Editor’s note: This interview first appeared in Human Capital, a newsletter by Washington Bureau Chief Melanie Waddell about the people who shape the financial regulatory space.
Welcome back! This edition of Human Capital hits as the markets are absorbing the shock of the Trump administration’s Thursday tariffs announcement. But also on the minds of industry watchers is how the Financial Industry Regulatory Authority is moving along in integrating its two enforcement divisions — now aptly called “One Enforcement” by the broker-dealer self-regulator.
Who’s the person to ask? Susan Schroeder, of course, who heads FINRA’s enforcement team. During a recent FINRA Unscripted podcast, she laid out where her team stands and where it’s headed. I checked in late this week with FINRA and its former enforcement head Brad Bennett to follow up on some of Schroeder’s comments.
FINRA chief Robert Cook said recently that merging FINRA’s two enforcement divisions under FINRA360 over the last year “took a lot of work,” that it was “progressing remarkably well” and that integration was “essentially complete.”
Schroeder, Cook said, will “continue to evolve the program” this year. Schroeder agreed, stating in the late May podcast that the One Enforcement team is “building this path as we walk on it.”
The bottom-line benefit in combining FINRA’s legacy enforcement group with its legacy market regulation legal group: “A more consistent and foreseeable enforcement program,” Schroeder said.
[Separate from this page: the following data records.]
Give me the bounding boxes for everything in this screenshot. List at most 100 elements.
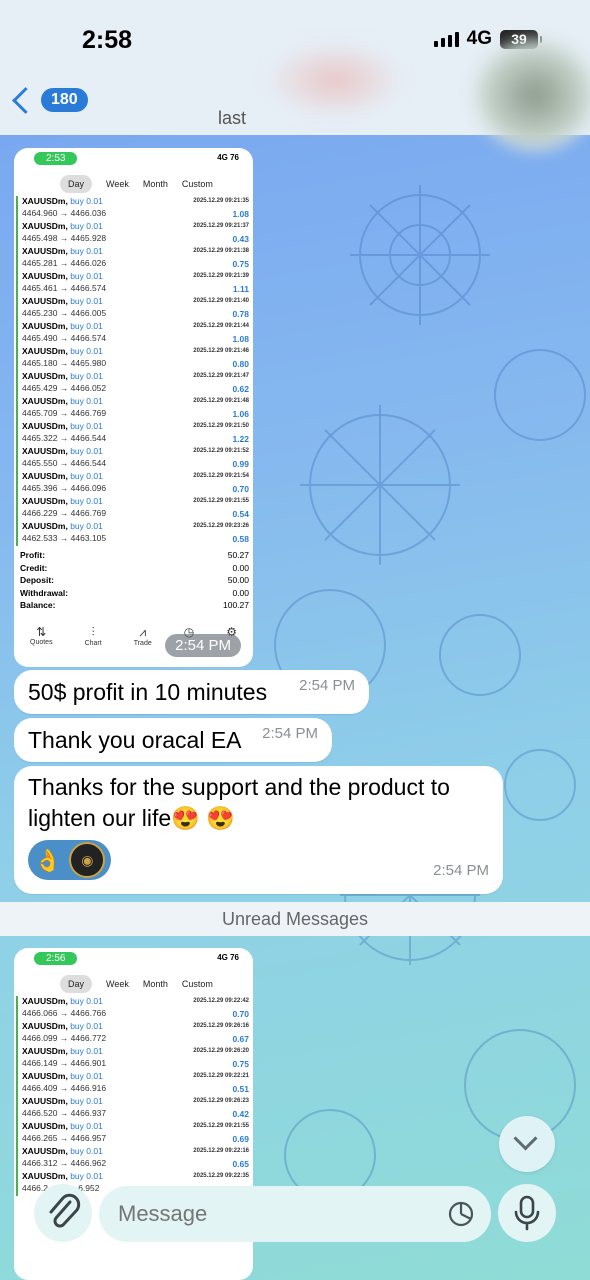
- trade-prices: 4466.229 → 4466.769: [22, 508, 107, 518]
- trade-date: 2025.12.29 09:21:54: [193, 473, 249, 479]
- trade-row: XAUUSDm, buy 0.01 2025.12.29 09:21:39 4465…: [16, 271, 253, 296]
- attach-button[interactable]: [34, 1184, 92, 1242]
- trade-prices: 4462.533 → 4463.105: [22, 533, 107, 543]
- trade-side: buy 0.01: [70, 271, 103, 281]
- tab-custom: Custom: [181, 979, 213, 989]
- message-time: 2:54 PM: [262, 725, 318, 742]
- trade-side: buy 0.01: [70, 296, 103, 306]
- trade-symbol: XAUUSDm,: [22, 496, 68, 506]
- trade-side: buy 0.01: [70, 1021, 103, 1031]
- message-field[interactable]: [99, 1186, 491, 1242]
- trade-date: 2025.12.29 09:26:16: [193, 1023, 249, 1029]
- trade-prices: 4466.149 → 4466.901: [22, 1058, 107, 1068]
- back-button[interactable]: 180: [10, 86, 88, 114]
- message-input[interactable]: [116, 1200, 420, 1228]
- trade-profit: 1.06: [232, 409, 249, 419]
- trade-profit: 0.70: [232, 1009, 249, 1019]
- trade-side: buy 0.01: [70, 1046, 103, 1056]
- message-bubble[interactable]: Thank you oracal EA 2:54 PM: [14, 718, 332, 762]
- message-text: Thank you oracal EA: [28, 727, 242, 753]
- trade-symbol: XAUUSDm,: [22, 1071, 68, 1081]
- trade-side: buy 0.01: [70, 1096, 103, 1106]
- blurred-region: [265, 40, 405, 120]
- trade-symbol: XAUUSDm,: [22, 421, 68, 431]
- phone-status-time: 2:53: [34, 152, 78, 165]
- sticker-icon[interactable]: [447, 1200, 475, 1228]
- trade-row: XAUUSDm, buy 0.01 2025.12.29 09:21:38 4465…: [16, 246, 253, 271]
- trade-symbol: XAUUSDm,: [22, 1046, 68, 1056]
- trade-prices: 4465.709 → 4466.769: [22, 408, 107, 418]
- trade-symbol: XAUUSDm,: [22, 221, 68, 231]
- trade-date: 2025.12.29 09:21:46: [193, 348, 249, 354]
- trade-profit: 0.78: [232, 309, 249, 319]
- trade-date: 2025.12.29 09:21:48: [193, 398, 249, 404]
- trade-prices: 4466.099 → 4466.772: [22, 1033, 107, 1043]
- trade-side: buy 0.01: [70, 1121, 103, 1131]
- trade-symbol: XAUUSDm,: [22, 346, 68, 356]
- trade-row: XAUUSDm, buy 0.01 2025.12.29 09:21:47 4465…: [16, 371, 253, 396]
- trade-row: XAUUSDm, buy 0.01 2025.12.29 09:21:37 4465…: [16, 221, 253, 246]
- signal-icon: [433, 31, 459, 47]
- trade-row: XAUUSDm, buy 0.01 2025.12.29 09:26:16 4466…: [16, 1021, 253, 1046]
- trade-date: 2025.12.29 09:22:16: [193, 1148, 249, 1154]
- trade-prices: 4465.498 → 4465.928: [22, 233, 107, 243]
- scroll-down-button[interactable]: [499, 1116, 555, 1172]
- trade-row: XAUUSDm, buy 0.01 2025.12.29 09:21:55 4466…: [16, 1121, 253, 1146]
- chat-avatar[interactable]: [475, 40, 590, 150]
- chat-title[interactable]: last: [218, 108, 246, 129]
- trade-row: XAUUSDm, buy 0.01 2025.12.29 09:21:40 4465…: [16, 296, 253, 321]
- trade-profit: 0.69: [232, 1134, 249, 1144]
- trade-profit: 0.65: [232, 1159, 249, 1169]
- trade-row: XAUUSDm, buy 0.01 2025.12.29 09:21:48 4465…: [16, 396, 253, 421]
- unread-count-badge: 180: [41, 88, 88, 112]
- trade-symbol: XAUUSDm,: [22, 371, 68, 381]
- trade-date: 2025.12.29 09:22:35: [193, 1173, 249, 1179]
- chevron-left-icon: [12, 86, 39, 114]
- trade-row: XAUUSDm, buy 0.01 2025.12.29 09:21:35 4464…: [16, 196, 253, 221]
- trade-symbol: XAUUSDm,: [22, 321, 68, 331]
- trade-date: 2025.12.29 09:22:42: [193, 998, 249, 1004]
- trade-prices: 4464.960 → 4466.036: [22, 208, 107, 218]
- phone-status-time: 2:56: [34, 952, 78, 965]
- trade-date: 2025.12.29 09:26:20: [193, 1048, 249, 1054]
- reactions[interactable]: 👌 ◉: [28, 840, 112, 880]
- trade-profit: 1.08: [232, 209, 249, 219]
- period-tabs: Day Week Month Custom: [14, 970, 253, 996]
- trade-row: XAUUSDm, buy 0.01 2025.12.29 09:23:26 4462…: [16, 521, 253, 546]
- trade-profit: 0.62: [232, 384, 249, 394]
- account-summary: Profit: 50.27 Credit: 0.00 Deposit: 50.00 W…: [20, 550, 249, 610]
- message-text: Thanks for the support and the product t…: [28, 774, 450, 831]
- trade-side: buy 0.01: [70, 446, 103, 456]
- nav-trade: ⩘ Trade: [133, 624, 152, 647]
- trade-prices: 4465.230 → 4466.005: [22, 308, 107, 318]
- tab-week: Week: [106, 979, 129, 989]
- trade-symbol: XAUUSDm,: [22, 1121, 68, 1131]
- trade-profit: 0.70: [232, 484, 249, 494]
- trade-row: XAUUSDm, buy 0.01 2025.12.29 09:21:44 4465…: [16, 321, 253, 346]
- trade-profit: 0.67: [232, 1034, 249, 1044]
- trade-symbol: XAUUSDm,: [22, 246, 68, 256]
- tab-custom: Custom: [181, 179, 213, 189]
- trade-profit: 1.11: [232, 284, 249, 294]
- trade-date: 2025.12.29 09:21:38: [193, 248, 249, 254]
- trade-side: buy 0.01: [70, 1146, 103, 1156]
- trade-row: XAUUSDm, buy 0.01 2025.12.29 09:22:16 4466…: [16, 1146, 253, 1171]
- trade-row: XAUUSDm, buy 0.01 2025.12.29 09:22:21 4466…: [16, 1071, 253, 1096]
- voice-message-button[interactable]: [498, 1184, 556, 1242]
- trade-profit: 1.08: [232, 334, 249, 344]
- message-bubble[interactable]: Thanks for the support and the product t…: [14, 766, 503, 894]
- status-time: 2:58: [82, 26, 133, 54]
- trade-profit: 0.99: [232, 459, 249, 469]
- trade-row: XAUUSDm, buy 0.01 2025.12.29 09:21:54 4465…: [16, 471, 253, 496]
- message-time: 2:54 PM: [299, 677, 355, 694]
- screenshot-message[interactable]: 2:53 4G 76 Day Week Month Custom XAUUSDm…: [14, 148, 253, 667]
- trade-date: 2025.12.29 09:22:21: [193, 1073, 249, 1079]
- microphone-icon: [514, 1195, 540, 1231]
- message-bubble[interactable]: 50$ profit in 10 minutes 2:54 PM: [14, 670, 369, 714]
- trade-row: XAUUSDm, buy 0.01 2025.12.29 09:21:50 4465…: [16, 421, 253, 446]
- trade-row: XAUUSDm, buy 0.01 2025.12.29 09:26:20 4466…: [16, 1046, 253, 1071]
- trade-icon: ⩘: [139, 624, 147, 639]
- phone-status-signal: 4G 76: [217, 153, 239, 162]
- trade-profit: 0.51: [232, 1084, 249, 1094]
- tab-month: Month: [142, 179, 168, 189]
A regulator “is only effective when the entities or individuals that it regulates know what the regulator is going to do. You need to know whether or not your conduct violates a rule. You need to understand the consequences of what misconduct will be. That’s the whole point, really, of the regulatory structure — deterrence and remediation — and we cannot achieve deterrence unless we are extremely clear about what’s OK and what’s not OK.”